Les propo­si­tions de la CSU ont bien enten­du sus­cité l’ire de la gauche: « La CSU présente un pla­giat du pro­gramme de l’AfD » titre le Süd­deutsche Zeitung (SZ) le 08/09/2016. Ce qui sépare désor­mais la CSU d’un par­ti pop­uliste de style AfD « n’est plus qu’une mince couche de glace » ; « Les xéno­phobes et les islam­o­phobes trou­veront à boire et à manger dans le papi­er de la CSU » ; « Les propo­si­tions de la CSU ren­for­cent la thèse que l’Allemagne fait face à une inva­sion » ; et d’ironiser sur les restric­tions cul­turelles voulues par la CSU : « Culotte de cuir : oui – Voile : non » (Süd­deutsche Zeitung (SZ), 08/09/2016) — un des trois grands quo­ti­di­ens de ten­dance social-démoc­rate. Quant au Zeit (grand heb­do­madaire alle­mand ouverte­ment social-démoc­rate), il par­le car­ré­ment, le 08/09/2016, « d’Orbánisation de la CSU » et trou­ve « des accents inquié­tants » au texte de See­hofer. Et de car­i­ca­tur­er les propo­si­tions de la CSU en ces ter­mes « (pour la CSU) la reli­gion doit rem­plac­er la qual­i­fi­ca­tion » — ce que n’a assuré­ment jamais dit la CSU, out­re le fait que plus de 90% des migrants récents ne pos­sé­dait juste­ment aucune qualification…
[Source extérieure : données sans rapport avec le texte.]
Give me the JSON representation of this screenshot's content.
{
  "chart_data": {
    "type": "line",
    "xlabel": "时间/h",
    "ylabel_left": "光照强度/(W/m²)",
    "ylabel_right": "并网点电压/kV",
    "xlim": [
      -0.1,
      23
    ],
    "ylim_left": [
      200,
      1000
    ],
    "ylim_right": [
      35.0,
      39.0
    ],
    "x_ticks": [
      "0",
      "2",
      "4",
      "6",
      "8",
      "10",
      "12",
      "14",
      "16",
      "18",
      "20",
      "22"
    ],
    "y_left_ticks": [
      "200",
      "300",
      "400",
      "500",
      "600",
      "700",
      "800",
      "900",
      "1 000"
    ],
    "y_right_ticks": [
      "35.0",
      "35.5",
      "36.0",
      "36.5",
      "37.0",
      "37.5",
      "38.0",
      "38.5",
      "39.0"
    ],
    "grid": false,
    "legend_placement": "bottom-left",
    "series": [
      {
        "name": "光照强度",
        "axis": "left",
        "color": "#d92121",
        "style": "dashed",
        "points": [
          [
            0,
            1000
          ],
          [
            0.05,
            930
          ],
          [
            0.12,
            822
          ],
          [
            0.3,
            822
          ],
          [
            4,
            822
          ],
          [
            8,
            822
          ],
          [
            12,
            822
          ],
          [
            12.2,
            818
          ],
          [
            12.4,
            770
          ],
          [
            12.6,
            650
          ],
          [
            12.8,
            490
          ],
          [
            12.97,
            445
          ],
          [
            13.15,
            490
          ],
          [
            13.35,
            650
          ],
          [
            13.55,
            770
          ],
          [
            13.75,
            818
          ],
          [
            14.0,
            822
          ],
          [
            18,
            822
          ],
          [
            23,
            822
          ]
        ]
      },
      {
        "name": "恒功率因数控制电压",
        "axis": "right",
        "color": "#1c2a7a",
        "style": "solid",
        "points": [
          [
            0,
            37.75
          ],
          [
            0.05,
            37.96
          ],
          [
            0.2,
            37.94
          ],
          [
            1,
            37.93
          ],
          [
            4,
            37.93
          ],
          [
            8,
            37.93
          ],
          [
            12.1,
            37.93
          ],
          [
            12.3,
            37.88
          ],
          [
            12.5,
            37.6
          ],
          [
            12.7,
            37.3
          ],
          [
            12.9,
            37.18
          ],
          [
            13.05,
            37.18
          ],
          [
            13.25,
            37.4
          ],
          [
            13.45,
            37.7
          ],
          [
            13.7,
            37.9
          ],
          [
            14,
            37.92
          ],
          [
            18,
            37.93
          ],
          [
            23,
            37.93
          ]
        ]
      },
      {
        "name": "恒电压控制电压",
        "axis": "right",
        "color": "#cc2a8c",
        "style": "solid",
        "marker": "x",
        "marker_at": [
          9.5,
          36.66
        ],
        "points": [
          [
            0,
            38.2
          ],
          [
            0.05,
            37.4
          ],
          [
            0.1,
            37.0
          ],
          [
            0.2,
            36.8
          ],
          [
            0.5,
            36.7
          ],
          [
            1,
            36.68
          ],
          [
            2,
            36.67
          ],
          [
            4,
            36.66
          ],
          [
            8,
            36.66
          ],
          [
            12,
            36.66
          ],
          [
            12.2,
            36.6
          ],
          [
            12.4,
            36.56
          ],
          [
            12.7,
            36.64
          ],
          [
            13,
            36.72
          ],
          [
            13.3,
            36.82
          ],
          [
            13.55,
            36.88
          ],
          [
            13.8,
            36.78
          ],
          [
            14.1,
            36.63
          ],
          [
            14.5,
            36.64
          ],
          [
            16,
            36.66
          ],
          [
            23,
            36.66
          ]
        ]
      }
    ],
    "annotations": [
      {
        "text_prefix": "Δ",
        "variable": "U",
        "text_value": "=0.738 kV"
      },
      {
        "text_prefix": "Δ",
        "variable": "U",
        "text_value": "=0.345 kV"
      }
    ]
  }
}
Nul doute que les propo­si­tions du par­ti de See­hofer vont soulever des vagues à la CDU. Merkel, qui a jusqu’à présent refusé de chang­er vrai­ment de cap dans sa poli­tique migra­toire, pour­rait devoir faire face à une fronde interne, voire même céder la place à d’autres dirigeants plus sou­ples en cas de pour­suite de l’écroulement de la CDU à l’Est. Le SPD, para­doxale­ment, a pris lui aus­si ses dis­tances vis-à-vis de la poli­tique migra­toire de la chancelière : « Merkel a com­mis des erreurs déci­sives » a déclaré la Secré­taire Générale du par­ti social-démoc­rate, Kata­ri­na Bar­ley, au Frank­furter All­ge­meine Zeitung (FAZ) le 8 sep­tem­bre dernier. Une poli­tique qu’il a vive­ment cri­tiquée sans toute­fois oser émet­tre de con­tre-propo­si­tions « pop­ulistes ». La CSU reste certes séparée de l’AfD sur la ques­tion de l’euroscepticisme et les jeux sont très ouverts. Mais comme nous l’avons analysé via les médias dans de précé­dents arti­cles, les lignes bougent en Allemagne.